Are they selling us broken games or are we becoming testers?.

I have encouraged myself to write this article because I am seeing that recently another “disease” in the world of video games is becoming very fashionable, which could well be the logical evolution of that virus that we call “DLC”. I mean the fact put unfinished games on the market.

It is true, it is not something as widespread as downloadable content, but they are falling into this, let’s call it a mistake, even large companies that used to release the most solid games. I guess it won’t just be me who has the feeling that games are not tested as before, that although they were much simpler than those of today, if they came to our hands with bugs and glitches, they were usually something anecdotal.

To take a quick example and use a saga that consumes many people, can you imagine what would have happened if GTA: San Andreas I would have had the garage bug that came standard with GTA V?

Are they selling us broken games or are we becoming testers?

So that those who do not know what I am talking about, the vehicles that you kept in your garages in GTA V disappeared in a short time, so that apart from the car you wasted time and money that you would have spent finding / buying it, tuning it, etc.

And there are more examples, and not all of them are trifles, surely while you read, some will come to mind. The last and bloodiest I can think of is the 20GB multiplayer patch from the recent Master Chief Collection by Halo. Didn’t there fit more records in the box or what?

Are they selling us broken games or are we becoming testers?

These timely patches are the crux of the question: Are you starting to take less care at certain points of development games because they can fix it afterwards? Does someone who is paid to test the game really not notice these bugs, some so basic?

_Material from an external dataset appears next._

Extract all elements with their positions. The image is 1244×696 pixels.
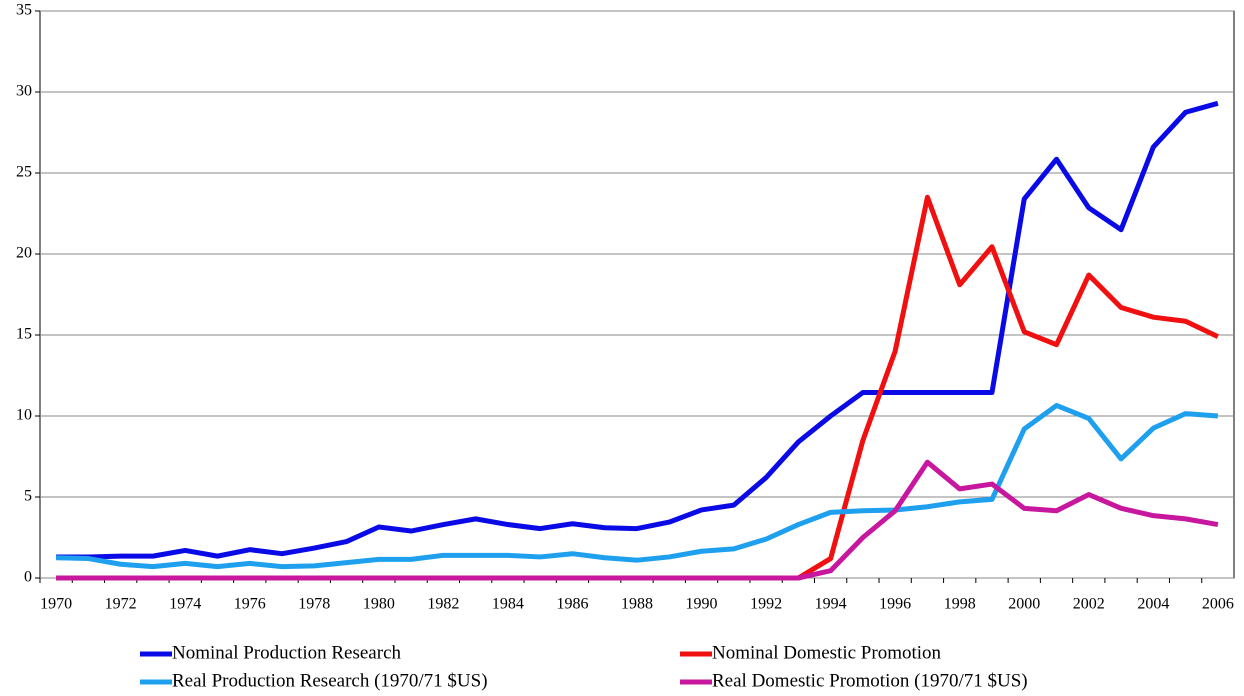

Obviously this too has its positive sideSince there is feedback from the internet, social networks, etc., developers can get to work fixing something that has been overlooked; what I find intolerable is that it is the daily bread, and a week after buying a game you endorse an update because a certain secondary mission is unplayable.

Are they selling us broken games or are we becoming testers?

In summary, these updates, patches, or whatever you want to call them are usually fairly trivial things, but, at least in my opinion, the one that is becoming a habit is still a disrespect to the playerIt is as if they said “Take this game, we have tested it at 90%, you will tell us if something fails in the other 10% so that we can fix it.” And that if they fix it and do not mark a Batman: Arkham Origins,Clear.